Here, simple load balancing algorithms can achieve throughput probabilistically,by providing a bound on the expected length of buffers, at the cost of reordering packets.
Our current work explores the limitation of such an approach highlighting
the relationship among three
properties of load balancing: Throughput, Liveliness (will some flow starve?), and Ordering. Only
two of these can be achieved simultaneously (work in progress).
Packet reordering problem is strongly undesired in
practice. It can be avoided by routing packets of
the same flow through exactly one switch. However, using combinatorial
techniques, we proved that this family of (online) flow based algorithms
will only
achieve a throughput of at most 1/3 the maximum
throughput.
Moreover, we proved that this bound is tight by designing
an optimal online with a competitive ratio of 1/3.
Such theoretical bounds on performance are very important.

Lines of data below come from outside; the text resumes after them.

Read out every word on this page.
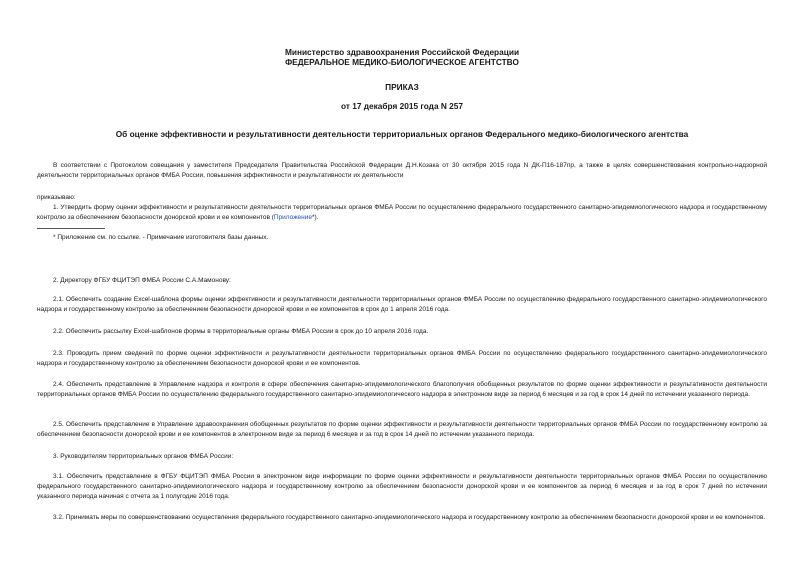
Министерство здравоохранения Российской Федерации
ФЕДЕРАЛЬНОЕ МЕДИКО-БИОЛОГИЧЕСКОЕ АГЕНТСТВО
ПРИКАЗ
от 17 декабря 2015 года N 257
Об оценке эффективности и результативности деятельности территориальных органов Федерального медико-биологического агентства

В соответствии с Протоколом совещания у заместителя Председателя Правительства Российской Федерации Д.Н.Козака от 30 октября 2015 года N ДК-П16-187пр, а также в целях совершенствования контрольно-надзорной деятельности территориальных органов ФМБА России, повышения эффективности и результативности их деятельности

приказываю:

1. Утвердить форму оценки эффективности и результативности деятельности территориальных органов ФМБА России по осуществлению федерального государственного санитарно-эпидемиологического надзора и государственному контролю за обеспечением безопасности донорской крови и ее компонентов (Приложение*).

* Приложение см. по ссылке. - Примечание изготовителя базы данных.

2. Директору ФГБУ ФЦИТЭП ФМБА России С.А.Мамонову:

2.1. Обеспечить создание Excel-шаблона формы оценки эффективности и результативности деятельности территориальных органов ФМБА России по осуществлению федерального государственного санитарно-эпидемиологического надзора и государственному контролю за обеспечением безопасности донорской крови и ее компонентов в срок до 1 апреля 2016 года.

2.2. Обеспечить рассылку Excel-шаблонов формы в территориальные органы ФМБА России в срок до 10 апреля 2016 года.

2.3. Проводить прием сведений по форме оценки эффективности и результативности деятельности территориальных органов ФМБА России по осуществлению федерального государственного санитарно-эпидемиологического надзора и государственному контролю за обеспечением безопасности донорской крови и ее компонентов.

2.4. Обеспечить представление в Управление надзора и контроля в сфере обеспечения санитарно-эпидемиологического благополучия обобщенных результатов по форме оценки эффективности и результативности деятельности территориальных органов ФМБА России по осуществлению федерального государственного санитарно-эпидемиологического надзора в электронном виде за период 6 месяцев и за год в срок 14 дней по истечении указанного периода.

2.5. Обеспечить представление в Управление здравоохранения обобщенных результатов по форме оценки эффективности и результативности деятельности территориальных органов ФМБА России по государственному контролю за обеспечением безопасности донорской крови и ее компонентов в электронном виде за период 6 месяцев и за год в срок 14 дней по истечении указанного периода.

3. Руководителям территориальных органов ФМБА России:

3.1. Обеспечить представление в ФГБУ ФЦИТЭП ФМБА России в электронном виде информации по форме оценки эффективности и результативности деятельности территориальных органов ФМБА России по осуществлению федерального государственного санитарно-эпидемиологического надзора и государственному контролю за обеспечением безопасности донорской крови и ее компонентов за период 6 месяцев и за год в срок 7 дней по истечении указанного периода начиная с отчета за 1 полугодие 2016 года.

3.2. Принимать меры по совершенствованию осуществления федерального государственного санитарно-эпидемиологического надзора и государственному контролю за обеспечением безопасности донорской крови и ее компонентов.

For
instance, a flow based routing algorithm that achieves a 1/3
throughput is indeed optimal (since this represents the theoretical
bound). On the other hand,
knowing that every priority based algorithm must operate at a speedup of at
least 1.5, entices us to look for alternative architecture. We contributed a method to run copies of the same existing priority based
algorithm on multiple switches while avoiding any speedup per switch.
In addition,
we show that it is possible to design algorithms for multiple
switches that guarantee a bounded amount of packet reordering, while
keeping full throughput, and requiring neither speedup nor the use of traditional input (or even output)
buffers.
We also work on other resource allocation problems such as balancing colored balls in bins, the carpool problem, and game theoretic
approaches for channel allocation in radio networks. Finally, we are investigating a new direction to study social networks, and other similar structures such as wikiedia pages and open source code, using simplicial complexes, a generalization of graphs where relations are not necessarily pairwise (but still form a subclass of hypergraphs).